Mugshots.com is one of several websites nationwide that make money by publicizing arrest information and demanding fees through intermediary sites to swipe records clean.

Mugshots.com and similar websites say they are simply republishing arrest information that is already publicly available through government records. Mugshots.com shows a disclaimer in capitalized letters at the top of its Web page saying the information on its website is in no way an indication of guilt or evidence that an actual crime has been committed.

But to many people whose photos have cropped up on the site, such disclaimers are not enough to make up for the damage to their reputation. Mugshots.com refuses to take down criminal record information unless that person pays a fee, usually $399, through the secondary website, Unpublisharrest.com. They make no exceptions — even if the person’s charges were dismissed or if the arrest was due to a mistaken identity or law enforcement error, according to a law enforcement affidavit, which included interviews with 18 people.

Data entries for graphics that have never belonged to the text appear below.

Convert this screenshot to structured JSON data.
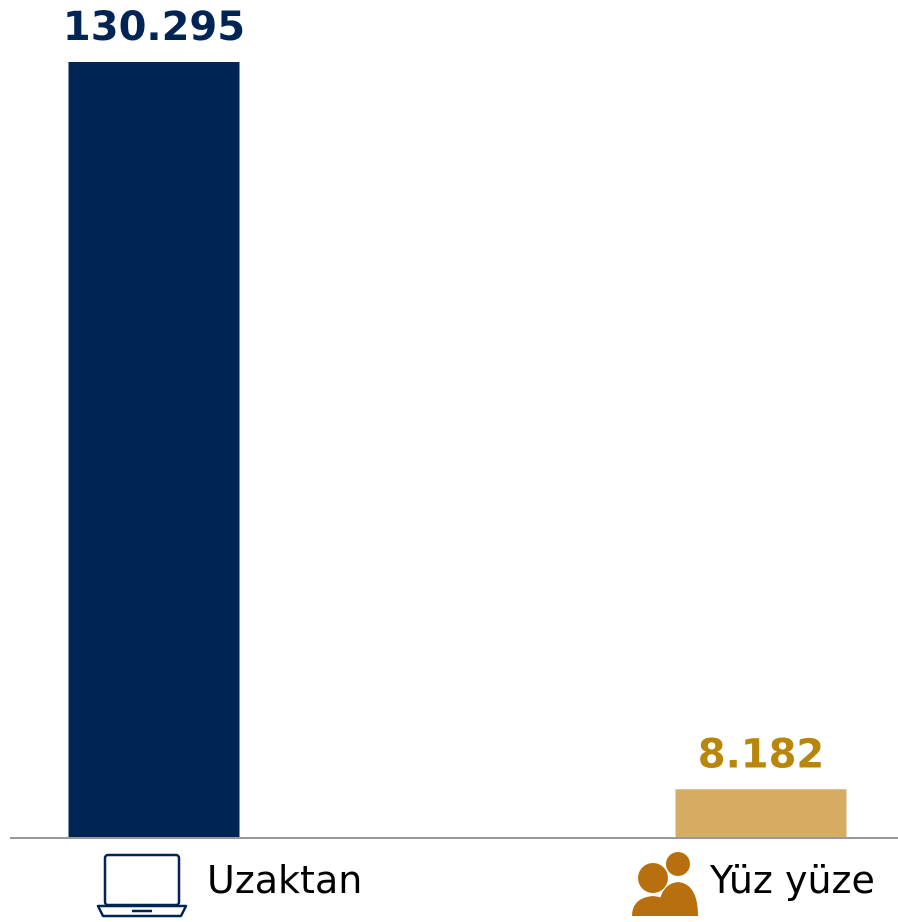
{
  "chart_data": {
    "type": "bar",
    "categories": [
      "Uzaktan",
      "Yüz yüze"
    ],
    "values": [
      130295,
      8182
    ],
    "value_labels": [
      "130.295",
      "8.182"
    ],
    "title": "",
    "xlabel": "",
    "ylabel": "",
    "ylim": [
      0,
      130295
    ],
    "grid": false,
    "legend": "none",
    "colors": {
      "bars": [
        "#002554",
        "#D6AC63"
      ],
      "value_labels": [
        "#002554",
        "#B8860B"
      ],
      "icons": [
        "#002554",
        "#B8700F"
      ],
      "axis": "#999999"
    },
    "category_icons": [
      "laptop-icon",
      "users-icon"
    ]
  }
}
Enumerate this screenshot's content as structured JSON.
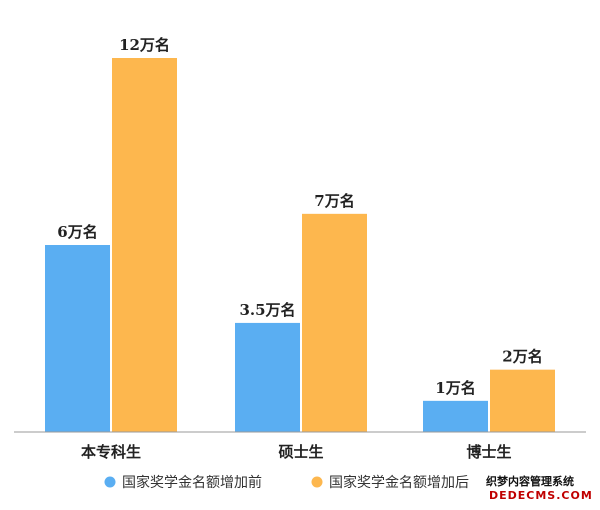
{
  "chart_data": {
    "type": "bar",
    "title": "",
    "xlabel": "",
    "ylabel": "",
    "ylim": [
      0,
      12.5
    ],
    "grid": false,
    "legend_position": "bottom",
    "categories": [
      "本专科生",
      "硕士生",
      "博士生"
    ],
    "series": [
      {
        "name": "国家奖学金名额增加前",
        "color": "#5aaef2",
        "values": [
          6,
          3.5,
          1
        ],
        "labels": [
          "6万名",
          "3.5万名",
          "1万名"
        ]
      },
      {
        "name": "国家奖学金名额增加后",
        "color": "#fdb74e",
        "values": [
          12,
          7,
          2
        ],
        "labels": [
          "12万名",
          "7万名",
          "2万名"
        ]
      }
    ],
    "axis_color": "#999999"
  },
  "watermark": {
    "line1": "织梦内容管理系统",
    "line2": "DEDECMS.COM"
  }
}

“This pay-for-removal scheme attempts to profit off of someone else’s humiliation,” Becerra said in a statement. “Those who can’t afford to pay into this scheme to have their information removed pay the price when they look for a job, housing, or try to build relationships with others. This is exploitation, plain and simple.”

Websites like Mugshots.com have been operating for years, particularly in Florida. In 2012, the Miami Herald called mug shot websites the “hot new internet business.” One of the first such websites appears to have been Arrrests.org, operated by Rob Wiggen, a 33-year-old Floridian skilled in computer programming. He would post hundreds of new mug shots on a daily basis, mining law enforcement websites in Florida and four other states, the Herald reported.

An intermediary website would, in turn, charge people hundreds of dollars to remove mug shots.

A number of lawsuits have previously tried to target Mugshots.com. Last year, Illinois resident Peter Gabiola filed a federal lawsuit seeking class-action status against Mugshots.com, alleging it posted incomplete criminal records so that its sister site could solicit “takedown” fees from people, the Chicago Tribune reported.

Gabiola said he was fired an hour after starting a new job because the employer saw his retail theft arrest record online. Even after the Illinois Department of Corrections had removed his records from its website, the information was still available on Mugshots.com, the Tribune reported.

In 2012, an attorney filed a class-action lawsuit against Mugshots.com and other booking photo websites, but was not able to locate the owners to serve them.

The owners of Mugshots.com have tried to conceal their identities by listing their business address in Nevis, West Indies, registering their domain name in Belize and using a website hosting company in Australia, according to the attorney general’s affidavit. They also hide behind dissolved or inactive limited liability companies. In doing so, “the owners avoid service of process by those who have been injured through their business practices, giving their victims no recourse to seek damages,” the affidavit stated.

The repercussions of a post on Mugshots.com can carry on long after a person dies.

Rosa S., a resident of Ventura County, told investigators her late husband, Tony, was jailed for one night in 1998. He was never charged with a crime, and had no criminal history. In 2002, he committed suicide.

Their son has the same name as his father, and when she searched her son’s name on the Internet, the first result that popped up was her late husband’s booking photo.

When she called Mugshots.com to have it removed, she was told she would have to pay.

The mother said what Mugshots is doing “is very ugly,” the affidavit stated, “they are profiting from people’s pain.”